(snip)
She is up well before sunrise at the hotels where she is staying, and like her boss, President Bush, works out on an elliptical trainer, sometimes in her room and sometimes in the fitness center. She also uses free weights and an exercise bicycle. She obsessively eats light, gets a full night's sleep and cannot stand to be late - indeed, she likes surprising people by arriving early.
(snip)
As secretary, she says her calling is "transformational diplomacy," meaning the goal is to transform the world, not simply to deal with it, - to press American "values" as well as American interests while insisting to sometimes skeptical audiences that those two goals do not conflict.
To many listeners, especially in Europe, her words come across as visionary but bordering on shrill, messianic or sanctimonious.

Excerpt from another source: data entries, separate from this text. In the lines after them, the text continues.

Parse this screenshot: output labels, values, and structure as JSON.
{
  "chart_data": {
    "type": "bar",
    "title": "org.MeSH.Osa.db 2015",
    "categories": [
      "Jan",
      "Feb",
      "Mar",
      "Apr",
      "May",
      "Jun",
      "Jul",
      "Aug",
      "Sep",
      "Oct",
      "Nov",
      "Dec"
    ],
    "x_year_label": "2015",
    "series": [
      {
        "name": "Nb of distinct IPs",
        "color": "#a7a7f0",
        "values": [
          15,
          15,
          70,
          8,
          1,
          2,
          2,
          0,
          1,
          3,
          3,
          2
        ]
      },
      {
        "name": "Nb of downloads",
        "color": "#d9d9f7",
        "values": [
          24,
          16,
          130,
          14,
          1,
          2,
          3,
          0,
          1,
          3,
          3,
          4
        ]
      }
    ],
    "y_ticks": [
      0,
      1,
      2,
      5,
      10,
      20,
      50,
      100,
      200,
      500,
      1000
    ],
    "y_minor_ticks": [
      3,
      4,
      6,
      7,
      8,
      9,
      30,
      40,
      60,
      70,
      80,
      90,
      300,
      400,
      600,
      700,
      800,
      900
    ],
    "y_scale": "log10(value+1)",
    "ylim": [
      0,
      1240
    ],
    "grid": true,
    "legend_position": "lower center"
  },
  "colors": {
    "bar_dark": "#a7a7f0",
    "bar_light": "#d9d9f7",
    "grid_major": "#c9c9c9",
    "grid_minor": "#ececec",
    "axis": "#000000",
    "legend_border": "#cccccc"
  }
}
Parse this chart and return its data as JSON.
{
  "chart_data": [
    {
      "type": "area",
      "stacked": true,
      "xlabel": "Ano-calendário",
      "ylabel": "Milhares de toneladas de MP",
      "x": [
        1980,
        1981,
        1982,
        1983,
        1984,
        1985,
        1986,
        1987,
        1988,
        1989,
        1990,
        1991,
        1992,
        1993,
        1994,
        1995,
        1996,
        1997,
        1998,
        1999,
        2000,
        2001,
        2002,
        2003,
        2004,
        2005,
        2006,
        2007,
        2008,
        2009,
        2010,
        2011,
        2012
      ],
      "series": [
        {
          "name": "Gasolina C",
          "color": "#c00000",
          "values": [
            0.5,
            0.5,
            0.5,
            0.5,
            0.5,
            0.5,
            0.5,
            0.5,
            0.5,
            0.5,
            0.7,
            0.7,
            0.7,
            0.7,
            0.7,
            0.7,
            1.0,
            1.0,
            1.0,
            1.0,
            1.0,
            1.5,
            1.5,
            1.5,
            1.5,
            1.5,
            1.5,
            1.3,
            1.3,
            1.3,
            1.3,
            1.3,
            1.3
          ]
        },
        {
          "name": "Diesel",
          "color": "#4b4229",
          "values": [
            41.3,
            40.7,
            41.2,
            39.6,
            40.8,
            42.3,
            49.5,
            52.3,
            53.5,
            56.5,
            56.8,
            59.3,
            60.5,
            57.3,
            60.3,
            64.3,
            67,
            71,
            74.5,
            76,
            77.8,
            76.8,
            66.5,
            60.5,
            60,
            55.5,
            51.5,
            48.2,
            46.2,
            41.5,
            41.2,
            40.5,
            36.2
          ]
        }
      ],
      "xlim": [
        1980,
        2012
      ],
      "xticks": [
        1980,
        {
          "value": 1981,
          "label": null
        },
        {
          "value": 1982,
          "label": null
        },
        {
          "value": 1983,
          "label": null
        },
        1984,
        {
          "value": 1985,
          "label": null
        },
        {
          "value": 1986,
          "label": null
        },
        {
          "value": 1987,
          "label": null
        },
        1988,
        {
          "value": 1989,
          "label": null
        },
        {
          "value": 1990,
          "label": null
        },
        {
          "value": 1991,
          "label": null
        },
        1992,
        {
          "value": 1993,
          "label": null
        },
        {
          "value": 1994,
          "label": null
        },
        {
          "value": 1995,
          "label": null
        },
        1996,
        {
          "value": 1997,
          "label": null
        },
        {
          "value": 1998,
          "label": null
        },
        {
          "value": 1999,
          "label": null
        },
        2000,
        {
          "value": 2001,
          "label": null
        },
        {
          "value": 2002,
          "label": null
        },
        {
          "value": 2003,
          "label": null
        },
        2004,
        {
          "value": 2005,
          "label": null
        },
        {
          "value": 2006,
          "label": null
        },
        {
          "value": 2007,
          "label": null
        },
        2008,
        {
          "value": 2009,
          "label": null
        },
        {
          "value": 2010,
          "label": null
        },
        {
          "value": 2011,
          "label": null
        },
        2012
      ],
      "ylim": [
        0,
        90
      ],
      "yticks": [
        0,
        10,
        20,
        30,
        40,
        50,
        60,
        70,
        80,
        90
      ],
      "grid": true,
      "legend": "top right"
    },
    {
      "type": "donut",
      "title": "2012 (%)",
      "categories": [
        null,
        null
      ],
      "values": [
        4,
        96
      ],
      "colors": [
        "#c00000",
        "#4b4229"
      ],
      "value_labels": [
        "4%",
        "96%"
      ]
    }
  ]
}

A European diplomat, grimacing at the sharp words directed at Iran - she called its human rights record "abysmal" and worthy of being "loathed" - wondered whether they would help or hurt the Europeans' effort to negotiate with Iran. "I'm uncomfortable with her lack of subtlety," he said.
(snip)
But throughout this trip, Ms. Rice has used free moments to work on what aides say will be her most important speech, in Paris, before a large audience of intellectuals.
Aides are talking excitedly about it as "the hottest ticket in Europe," as if she were confronting the lion in its den. Ms. Rice, some speculate, may even speak - in French. One thing for sure, the words "freedom," "liberty," though perhaps not "fraternity," will be there, in abundance.